The dwindling of Irish immigration, the decay of the Gaeltachtaí in Ireland and the passing of earlier generations were accompanied by a loss of the language. Interest is maintained among an activist minority.

==Argentina==
Between 40,000 and 45,000 Irish emigrants went to Argentina in the 19th century. Of these, only about 20,000 settled in the country, the remainder returning to Ireland or re-emigrating to North America, Australia and other destinations. Of the 20,000 that remained, between 10,000 and 15,000 left no descendants or lost any link they had to the local Irish community. The nucleus of the Irish-Argentine community therefore consisted of only four to five thousand settlers.

Many came from a quadrangle on the Longford/Westmeath border, its perimeter marked by Athlone, Edgeworthstown, Mullingar and Kilbeggan. It has been estimated that 43.35% of emigrants were from Westmeath, 14.57% from Longford and 15.51% from Wexford. Such migrants tended to be younger sons and daughters of the larger tenant farmers and leaseholders, but labourers also came, their fares paid by sheep-farmers seeking skilled shepherds.

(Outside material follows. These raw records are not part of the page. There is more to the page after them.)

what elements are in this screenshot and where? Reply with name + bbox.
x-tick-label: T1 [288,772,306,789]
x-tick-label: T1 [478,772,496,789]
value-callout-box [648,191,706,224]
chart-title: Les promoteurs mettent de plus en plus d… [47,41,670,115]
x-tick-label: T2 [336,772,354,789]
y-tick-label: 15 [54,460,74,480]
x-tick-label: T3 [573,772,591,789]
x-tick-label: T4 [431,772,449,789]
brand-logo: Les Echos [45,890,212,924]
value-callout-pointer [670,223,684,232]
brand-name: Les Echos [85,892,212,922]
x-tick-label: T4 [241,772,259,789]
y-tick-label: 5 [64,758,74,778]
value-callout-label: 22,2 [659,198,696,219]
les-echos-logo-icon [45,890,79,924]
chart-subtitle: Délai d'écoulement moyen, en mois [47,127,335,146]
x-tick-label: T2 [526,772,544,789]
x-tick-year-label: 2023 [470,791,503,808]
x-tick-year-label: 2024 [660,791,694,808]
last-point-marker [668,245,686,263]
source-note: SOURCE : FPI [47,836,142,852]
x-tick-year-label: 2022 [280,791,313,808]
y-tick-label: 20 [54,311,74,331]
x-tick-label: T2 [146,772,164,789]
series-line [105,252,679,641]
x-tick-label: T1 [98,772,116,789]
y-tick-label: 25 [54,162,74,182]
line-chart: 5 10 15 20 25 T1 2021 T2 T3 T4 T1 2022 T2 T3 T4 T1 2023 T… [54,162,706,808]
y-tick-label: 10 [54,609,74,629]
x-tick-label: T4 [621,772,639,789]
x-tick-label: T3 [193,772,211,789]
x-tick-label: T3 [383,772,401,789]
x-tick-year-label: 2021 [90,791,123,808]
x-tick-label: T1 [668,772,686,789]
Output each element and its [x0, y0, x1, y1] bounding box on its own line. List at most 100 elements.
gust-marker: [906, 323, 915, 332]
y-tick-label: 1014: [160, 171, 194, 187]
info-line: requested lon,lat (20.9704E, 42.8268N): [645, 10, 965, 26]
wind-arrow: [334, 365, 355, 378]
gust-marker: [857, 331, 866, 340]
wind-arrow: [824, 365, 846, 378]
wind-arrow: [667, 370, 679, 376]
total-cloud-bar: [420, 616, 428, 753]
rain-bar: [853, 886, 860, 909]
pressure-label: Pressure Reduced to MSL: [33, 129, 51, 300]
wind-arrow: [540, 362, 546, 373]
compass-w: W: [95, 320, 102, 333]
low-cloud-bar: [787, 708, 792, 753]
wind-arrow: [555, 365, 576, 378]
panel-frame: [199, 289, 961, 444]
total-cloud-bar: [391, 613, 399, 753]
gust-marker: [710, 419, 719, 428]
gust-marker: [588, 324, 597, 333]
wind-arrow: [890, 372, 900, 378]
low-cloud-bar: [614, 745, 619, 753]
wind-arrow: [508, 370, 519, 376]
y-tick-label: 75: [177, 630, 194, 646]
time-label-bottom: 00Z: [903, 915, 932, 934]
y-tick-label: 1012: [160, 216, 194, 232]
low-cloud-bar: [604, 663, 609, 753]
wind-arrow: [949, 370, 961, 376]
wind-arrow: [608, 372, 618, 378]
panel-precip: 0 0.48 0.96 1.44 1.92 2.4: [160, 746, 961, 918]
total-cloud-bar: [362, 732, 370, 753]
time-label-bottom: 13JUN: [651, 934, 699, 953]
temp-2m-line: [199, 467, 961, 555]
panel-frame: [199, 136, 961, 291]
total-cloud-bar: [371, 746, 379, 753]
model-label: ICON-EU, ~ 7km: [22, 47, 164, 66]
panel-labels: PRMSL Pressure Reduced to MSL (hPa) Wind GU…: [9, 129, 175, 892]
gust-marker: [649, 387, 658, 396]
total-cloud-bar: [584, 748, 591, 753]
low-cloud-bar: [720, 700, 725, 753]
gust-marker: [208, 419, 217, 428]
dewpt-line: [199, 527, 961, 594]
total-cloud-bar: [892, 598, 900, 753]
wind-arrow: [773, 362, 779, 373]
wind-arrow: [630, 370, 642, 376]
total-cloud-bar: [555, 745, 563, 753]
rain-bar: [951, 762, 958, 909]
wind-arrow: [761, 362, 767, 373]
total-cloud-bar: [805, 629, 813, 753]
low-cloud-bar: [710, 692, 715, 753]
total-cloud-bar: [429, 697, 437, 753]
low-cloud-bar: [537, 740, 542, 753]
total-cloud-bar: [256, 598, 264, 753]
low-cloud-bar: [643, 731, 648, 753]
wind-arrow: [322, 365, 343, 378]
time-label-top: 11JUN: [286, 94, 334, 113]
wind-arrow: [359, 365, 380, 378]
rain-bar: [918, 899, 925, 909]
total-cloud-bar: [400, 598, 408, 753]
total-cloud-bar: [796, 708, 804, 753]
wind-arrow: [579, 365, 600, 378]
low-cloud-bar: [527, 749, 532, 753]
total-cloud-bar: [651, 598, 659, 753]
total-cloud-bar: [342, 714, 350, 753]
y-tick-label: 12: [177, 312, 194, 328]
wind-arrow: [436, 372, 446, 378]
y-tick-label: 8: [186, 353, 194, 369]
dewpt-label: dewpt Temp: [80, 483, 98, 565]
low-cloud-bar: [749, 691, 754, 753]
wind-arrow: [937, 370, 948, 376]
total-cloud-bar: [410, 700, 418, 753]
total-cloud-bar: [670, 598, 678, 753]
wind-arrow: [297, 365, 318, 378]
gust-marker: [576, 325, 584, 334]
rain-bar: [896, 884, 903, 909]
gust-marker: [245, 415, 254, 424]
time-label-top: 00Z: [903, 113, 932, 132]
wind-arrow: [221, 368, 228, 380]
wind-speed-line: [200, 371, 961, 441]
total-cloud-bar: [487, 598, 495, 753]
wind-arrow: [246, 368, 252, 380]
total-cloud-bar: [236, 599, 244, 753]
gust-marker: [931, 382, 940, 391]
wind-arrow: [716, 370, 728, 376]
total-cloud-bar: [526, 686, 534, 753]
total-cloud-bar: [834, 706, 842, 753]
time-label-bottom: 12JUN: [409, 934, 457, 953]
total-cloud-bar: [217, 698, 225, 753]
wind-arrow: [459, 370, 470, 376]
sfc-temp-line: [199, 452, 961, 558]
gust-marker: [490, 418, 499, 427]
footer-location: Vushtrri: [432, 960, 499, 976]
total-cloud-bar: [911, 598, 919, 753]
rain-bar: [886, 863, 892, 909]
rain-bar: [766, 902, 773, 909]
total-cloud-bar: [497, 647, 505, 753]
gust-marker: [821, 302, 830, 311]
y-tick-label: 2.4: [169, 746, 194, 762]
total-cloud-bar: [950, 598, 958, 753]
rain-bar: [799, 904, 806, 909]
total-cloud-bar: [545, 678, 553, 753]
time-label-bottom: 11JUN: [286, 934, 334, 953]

Irish census figures for the 19th century give an indication of the percentage of Irish speakers in the areas in question. Allowing for underestimation, it is clear that most immigrants would have been English speakers. Census figures for Westmeath, a major source of Argentinian immigrants, show the following percentages of Irish speakers: 17% in the period 1831–41, 12% in 1841–51, and 8% in 1851–61.

In the 1920s, there came a new wave of immigrants from Ireland, most being educated urban professionals who included a high proportion of Protestants. It is unlikely that there were many Irish speakers among them.

The persistence of an interest in Irish is indicated by the fact that the Buenos Aires branch of the Gaelic League was founded as early as 1899. It continued to be active for several decades thereafter, but evidence is lacking for organised attempts at language maintenance into the present day, though the Fahy Club in Buenos Aires continues to host Irish classes.